Joan lifted her cheek along his coat lapel as the first of twelve new records dropped and Marcel went into his spick-and-span kitchen for the drinks
The drinks! Social workers say there are more liquor stores in Harlem in proportion to its area than in any other part of Manhattan. I don’t know. Certainly little house parties for profit, such as Marcel conducted, help keep the liquor stores way out of the red. Marcel carried many a bottle of whiskey into his elevator and up to the fifth floor, where, from his kitchen window, if you stuck your head out, you could see Riverside Drive and sometimes the warships in the Hudson. But warships did not make Marcel think of sailors. He was an old fairy who had lost interest in uniforms. In fact, his interest now was money. That was why he gave parties primarily for people who did not touch his heart.
Could it have been the records, the new records for dancing, with their off rhythms and their odd chords? Could it have been the music?
Marcel came into the living room and put the drinks down on a long table. Then, leaving a door open on purpose, he went into the bedroom and turned on a soft pretty light on a bedside table. The light sent a golden sheen over the silken coverlet and sparkled on the rich deep hairs of the Bokhara rug, which had come from a very exclusive auction disposing of the furnishings of a great Long Island estate. Nobody could accuse Marcel of lacking good taste.

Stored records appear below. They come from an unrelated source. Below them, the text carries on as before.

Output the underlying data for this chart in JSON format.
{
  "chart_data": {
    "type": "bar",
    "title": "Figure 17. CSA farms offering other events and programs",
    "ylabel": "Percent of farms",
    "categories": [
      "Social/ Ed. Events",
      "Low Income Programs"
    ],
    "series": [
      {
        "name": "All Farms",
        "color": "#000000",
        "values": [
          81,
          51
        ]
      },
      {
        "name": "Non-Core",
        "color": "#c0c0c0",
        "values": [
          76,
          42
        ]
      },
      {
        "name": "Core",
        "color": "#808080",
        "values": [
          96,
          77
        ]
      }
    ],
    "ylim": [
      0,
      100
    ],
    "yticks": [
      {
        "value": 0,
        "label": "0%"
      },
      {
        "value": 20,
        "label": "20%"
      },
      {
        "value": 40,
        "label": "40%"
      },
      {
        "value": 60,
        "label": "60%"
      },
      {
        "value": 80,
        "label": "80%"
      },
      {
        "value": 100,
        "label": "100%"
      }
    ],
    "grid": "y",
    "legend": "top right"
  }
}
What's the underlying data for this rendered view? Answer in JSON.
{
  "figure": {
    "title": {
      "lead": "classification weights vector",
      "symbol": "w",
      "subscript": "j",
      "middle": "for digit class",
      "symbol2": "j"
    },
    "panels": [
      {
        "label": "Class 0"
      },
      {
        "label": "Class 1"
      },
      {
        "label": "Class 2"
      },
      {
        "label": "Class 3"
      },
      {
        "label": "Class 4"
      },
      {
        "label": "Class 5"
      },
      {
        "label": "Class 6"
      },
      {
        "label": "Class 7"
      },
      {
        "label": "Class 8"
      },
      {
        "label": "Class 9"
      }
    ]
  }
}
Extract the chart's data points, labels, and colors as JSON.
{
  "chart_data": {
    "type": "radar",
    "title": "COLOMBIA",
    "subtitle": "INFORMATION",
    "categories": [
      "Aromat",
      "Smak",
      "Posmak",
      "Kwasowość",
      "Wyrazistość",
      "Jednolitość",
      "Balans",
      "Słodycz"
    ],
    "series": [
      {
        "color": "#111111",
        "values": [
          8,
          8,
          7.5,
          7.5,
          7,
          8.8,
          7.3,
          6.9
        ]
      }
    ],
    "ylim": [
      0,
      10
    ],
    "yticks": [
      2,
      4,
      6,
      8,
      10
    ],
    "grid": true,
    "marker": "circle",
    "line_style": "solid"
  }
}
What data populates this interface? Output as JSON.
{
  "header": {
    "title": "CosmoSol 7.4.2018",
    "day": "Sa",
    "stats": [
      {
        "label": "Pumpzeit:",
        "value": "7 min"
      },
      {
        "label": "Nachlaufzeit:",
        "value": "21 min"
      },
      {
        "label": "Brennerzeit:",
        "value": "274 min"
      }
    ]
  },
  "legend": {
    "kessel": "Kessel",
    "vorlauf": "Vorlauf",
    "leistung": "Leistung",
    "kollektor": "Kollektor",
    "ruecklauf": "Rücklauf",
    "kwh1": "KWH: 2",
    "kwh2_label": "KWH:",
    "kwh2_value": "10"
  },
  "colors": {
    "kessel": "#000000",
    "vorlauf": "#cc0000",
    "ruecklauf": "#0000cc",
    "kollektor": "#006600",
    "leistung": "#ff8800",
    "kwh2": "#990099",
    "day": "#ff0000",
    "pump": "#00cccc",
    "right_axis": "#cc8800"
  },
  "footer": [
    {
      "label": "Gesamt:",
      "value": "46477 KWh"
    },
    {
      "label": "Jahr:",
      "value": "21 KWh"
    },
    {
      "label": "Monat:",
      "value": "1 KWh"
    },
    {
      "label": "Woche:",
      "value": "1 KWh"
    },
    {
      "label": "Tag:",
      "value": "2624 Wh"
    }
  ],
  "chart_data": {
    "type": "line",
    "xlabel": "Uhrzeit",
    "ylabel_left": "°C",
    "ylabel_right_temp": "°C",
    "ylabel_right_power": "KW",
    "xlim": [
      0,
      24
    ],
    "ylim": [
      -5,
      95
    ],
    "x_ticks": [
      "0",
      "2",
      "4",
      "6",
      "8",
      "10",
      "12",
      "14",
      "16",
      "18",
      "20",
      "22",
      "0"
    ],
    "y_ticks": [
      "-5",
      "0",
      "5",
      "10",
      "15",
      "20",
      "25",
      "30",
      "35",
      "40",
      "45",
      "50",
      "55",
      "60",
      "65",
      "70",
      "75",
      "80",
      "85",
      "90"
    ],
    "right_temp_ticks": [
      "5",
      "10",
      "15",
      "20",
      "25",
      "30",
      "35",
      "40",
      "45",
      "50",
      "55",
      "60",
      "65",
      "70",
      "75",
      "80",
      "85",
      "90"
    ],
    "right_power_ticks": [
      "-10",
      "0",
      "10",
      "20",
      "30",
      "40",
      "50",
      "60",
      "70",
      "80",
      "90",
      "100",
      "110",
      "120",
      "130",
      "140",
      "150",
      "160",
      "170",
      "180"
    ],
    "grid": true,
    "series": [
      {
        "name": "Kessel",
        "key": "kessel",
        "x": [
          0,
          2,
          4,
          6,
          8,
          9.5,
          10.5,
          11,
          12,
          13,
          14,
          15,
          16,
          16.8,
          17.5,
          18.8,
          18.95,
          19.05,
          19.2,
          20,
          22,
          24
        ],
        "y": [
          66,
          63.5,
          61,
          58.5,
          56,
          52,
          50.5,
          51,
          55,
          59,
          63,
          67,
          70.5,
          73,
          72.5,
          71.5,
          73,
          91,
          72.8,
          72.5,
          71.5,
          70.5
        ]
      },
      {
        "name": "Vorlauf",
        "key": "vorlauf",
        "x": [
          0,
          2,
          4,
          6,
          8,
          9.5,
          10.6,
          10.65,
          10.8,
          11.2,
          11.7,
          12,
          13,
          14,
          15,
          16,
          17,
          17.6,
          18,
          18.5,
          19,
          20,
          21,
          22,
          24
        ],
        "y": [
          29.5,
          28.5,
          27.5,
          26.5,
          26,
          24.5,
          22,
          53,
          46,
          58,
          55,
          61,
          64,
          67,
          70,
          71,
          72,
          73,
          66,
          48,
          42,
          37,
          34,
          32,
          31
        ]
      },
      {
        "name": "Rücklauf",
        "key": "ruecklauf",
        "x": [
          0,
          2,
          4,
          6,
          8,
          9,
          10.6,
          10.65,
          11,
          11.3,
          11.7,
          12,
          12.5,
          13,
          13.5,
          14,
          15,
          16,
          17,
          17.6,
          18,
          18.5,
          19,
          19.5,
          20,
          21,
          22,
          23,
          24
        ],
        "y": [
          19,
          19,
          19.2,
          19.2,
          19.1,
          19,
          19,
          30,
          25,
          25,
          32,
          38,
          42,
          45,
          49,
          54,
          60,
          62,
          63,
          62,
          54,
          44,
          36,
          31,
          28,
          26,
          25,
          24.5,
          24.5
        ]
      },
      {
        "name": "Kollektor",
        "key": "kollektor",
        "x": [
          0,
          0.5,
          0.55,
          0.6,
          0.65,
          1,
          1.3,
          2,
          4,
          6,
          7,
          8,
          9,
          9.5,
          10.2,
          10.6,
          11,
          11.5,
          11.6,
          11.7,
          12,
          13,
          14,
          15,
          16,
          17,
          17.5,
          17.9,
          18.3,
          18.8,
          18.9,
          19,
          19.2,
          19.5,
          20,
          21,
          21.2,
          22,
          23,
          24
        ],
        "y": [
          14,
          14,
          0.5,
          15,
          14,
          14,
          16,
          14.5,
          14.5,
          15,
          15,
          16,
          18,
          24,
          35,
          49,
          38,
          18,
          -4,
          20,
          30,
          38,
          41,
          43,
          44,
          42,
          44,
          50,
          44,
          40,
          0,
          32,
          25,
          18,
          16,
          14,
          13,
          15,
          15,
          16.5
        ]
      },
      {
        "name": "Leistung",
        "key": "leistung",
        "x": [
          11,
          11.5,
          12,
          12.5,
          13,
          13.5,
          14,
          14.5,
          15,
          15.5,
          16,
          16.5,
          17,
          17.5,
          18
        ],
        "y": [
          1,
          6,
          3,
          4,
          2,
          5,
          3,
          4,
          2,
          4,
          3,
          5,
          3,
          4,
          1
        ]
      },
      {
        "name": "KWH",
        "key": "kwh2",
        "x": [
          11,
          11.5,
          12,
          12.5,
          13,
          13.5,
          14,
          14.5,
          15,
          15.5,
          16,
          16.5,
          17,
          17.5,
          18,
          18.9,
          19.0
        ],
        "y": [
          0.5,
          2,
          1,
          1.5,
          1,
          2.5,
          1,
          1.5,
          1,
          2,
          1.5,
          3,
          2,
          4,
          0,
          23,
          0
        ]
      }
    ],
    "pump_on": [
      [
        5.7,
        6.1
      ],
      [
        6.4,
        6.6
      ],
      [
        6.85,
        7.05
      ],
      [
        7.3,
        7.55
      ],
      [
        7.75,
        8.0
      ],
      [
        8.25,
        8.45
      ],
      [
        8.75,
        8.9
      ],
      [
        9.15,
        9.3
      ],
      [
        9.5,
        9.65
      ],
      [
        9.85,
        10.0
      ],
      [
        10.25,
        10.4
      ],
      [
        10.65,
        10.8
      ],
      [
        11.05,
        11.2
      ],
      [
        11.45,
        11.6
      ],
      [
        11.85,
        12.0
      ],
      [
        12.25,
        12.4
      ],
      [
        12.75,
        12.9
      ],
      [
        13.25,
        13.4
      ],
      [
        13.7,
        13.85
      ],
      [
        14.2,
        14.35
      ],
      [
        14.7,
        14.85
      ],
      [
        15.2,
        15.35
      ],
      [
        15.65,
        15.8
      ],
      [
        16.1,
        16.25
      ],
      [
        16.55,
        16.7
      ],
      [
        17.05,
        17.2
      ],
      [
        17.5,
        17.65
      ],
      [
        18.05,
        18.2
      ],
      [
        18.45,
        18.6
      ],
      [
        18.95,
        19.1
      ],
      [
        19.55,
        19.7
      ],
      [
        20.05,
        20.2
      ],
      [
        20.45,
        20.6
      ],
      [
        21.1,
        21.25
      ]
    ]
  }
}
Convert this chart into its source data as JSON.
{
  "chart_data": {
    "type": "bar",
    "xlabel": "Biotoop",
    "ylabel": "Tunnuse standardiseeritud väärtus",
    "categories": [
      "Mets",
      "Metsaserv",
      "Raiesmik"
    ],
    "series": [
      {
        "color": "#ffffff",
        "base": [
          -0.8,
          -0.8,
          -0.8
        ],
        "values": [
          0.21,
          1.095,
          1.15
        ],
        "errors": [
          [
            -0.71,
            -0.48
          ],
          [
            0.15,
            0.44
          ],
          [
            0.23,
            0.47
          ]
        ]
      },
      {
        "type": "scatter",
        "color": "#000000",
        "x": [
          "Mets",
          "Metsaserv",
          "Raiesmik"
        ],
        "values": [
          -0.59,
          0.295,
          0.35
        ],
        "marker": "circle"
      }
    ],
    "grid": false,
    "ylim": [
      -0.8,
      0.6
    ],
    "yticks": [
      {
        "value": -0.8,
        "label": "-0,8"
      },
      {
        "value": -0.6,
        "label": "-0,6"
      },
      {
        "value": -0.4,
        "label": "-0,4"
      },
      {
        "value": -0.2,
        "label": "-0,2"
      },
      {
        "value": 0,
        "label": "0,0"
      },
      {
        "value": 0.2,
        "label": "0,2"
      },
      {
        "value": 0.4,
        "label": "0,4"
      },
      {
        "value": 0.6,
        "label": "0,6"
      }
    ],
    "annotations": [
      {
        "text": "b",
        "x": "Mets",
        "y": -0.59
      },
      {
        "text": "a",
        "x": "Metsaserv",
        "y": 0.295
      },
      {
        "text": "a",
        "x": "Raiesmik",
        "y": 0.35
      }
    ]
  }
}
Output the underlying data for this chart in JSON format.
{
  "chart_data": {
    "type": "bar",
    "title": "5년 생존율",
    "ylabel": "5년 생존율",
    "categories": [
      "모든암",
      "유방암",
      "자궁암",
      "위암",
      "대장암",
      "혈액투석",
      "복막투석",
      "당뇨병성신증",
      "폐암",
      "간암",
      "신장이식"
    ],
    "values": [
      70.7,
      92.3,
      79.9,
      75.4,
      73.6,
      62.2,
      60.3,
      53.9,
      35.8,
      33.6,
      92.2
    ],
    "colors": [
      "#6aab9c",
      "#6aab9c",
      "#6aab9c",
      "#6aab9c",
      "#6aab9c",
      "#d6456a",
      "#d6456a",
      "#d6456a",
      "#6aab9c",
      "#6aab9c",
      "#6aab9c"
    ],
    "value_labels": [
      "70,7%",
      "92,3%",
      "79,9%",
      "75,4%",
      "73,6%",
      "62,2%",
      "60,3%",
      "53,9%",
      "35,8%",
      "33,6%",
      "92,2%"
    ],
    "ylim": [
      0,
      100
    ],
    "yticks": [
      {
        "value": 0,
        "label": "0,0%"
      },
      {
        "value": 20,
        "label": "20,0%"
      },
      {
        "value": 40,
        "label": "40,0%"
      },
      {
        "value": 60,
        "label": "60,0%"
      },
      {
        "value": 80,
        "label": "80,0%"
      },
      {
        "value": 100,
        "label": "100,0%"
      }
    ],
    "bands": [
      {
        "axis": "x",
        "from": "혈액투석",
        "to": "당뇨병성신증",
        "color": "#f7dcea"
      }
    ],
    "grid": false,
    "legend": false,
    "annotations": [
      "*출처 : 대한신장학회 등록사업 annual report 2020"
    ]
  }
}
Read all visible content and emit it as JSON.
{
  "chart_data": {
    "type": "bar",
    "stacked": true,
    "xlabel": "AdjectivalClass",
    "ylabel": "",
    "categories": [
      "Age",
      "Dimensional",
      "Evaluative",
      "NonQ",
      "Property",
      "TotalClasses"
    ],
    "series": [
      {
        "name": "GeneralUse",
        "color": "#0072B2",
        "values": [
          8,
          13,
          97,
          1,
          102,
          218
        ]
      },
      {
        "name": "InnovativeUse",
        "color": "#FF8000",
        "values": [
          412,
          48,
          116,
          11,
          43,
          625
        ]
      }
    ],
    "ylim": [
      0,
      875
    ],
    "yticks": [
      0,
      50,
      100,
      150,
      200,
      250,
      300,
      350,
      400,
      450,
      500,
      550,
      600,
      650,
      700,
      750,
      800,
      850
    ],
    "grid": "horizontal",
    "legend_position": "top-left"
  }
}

But maybe it was the music. Otherwise, why did the laughter ring out again, louder than the music, and bounce, like a dozen hard rubber balls, around the room after 2 a.m., when usually his guests knew better than to be that noisy? And why did Marcel’s laughter stop being a ground cloth and start bouncing like a rubber ball, too, and a very hard one at that? Who knows why anything?
But this is what happened: the tall dark fellow said, “I don’t have enough money,” to the woman with whom he was dancing.
Before she could reply, the white girl said, “Oh, but I do.”
The “Oh, but” identified her as having been around at least a little in Harlem, and therefore the laughter bounced like rubber balls. Claude looked startled. The tea-colored woman looked mean. The tall dark fellow said, “I been wanting to dance with that girl all evening. Come here!” Joan went. At that moment, a new record began to play.
It was a Dizzy Gillespie record, and what it said without words summed up the situation pretty well. It was not that room but the world in that room that was in the record. The music was uranium, and those seven people, had they been super-duper spies, could not have known more about atomic energy—that is, its reason for being a mighty way of dying, “Oh, but I do” being a component.
That made both of the colored women very angry. The one whom nobody noticed stopped still, grabbed the man by his lapels, and said, “Sit down, you clown!”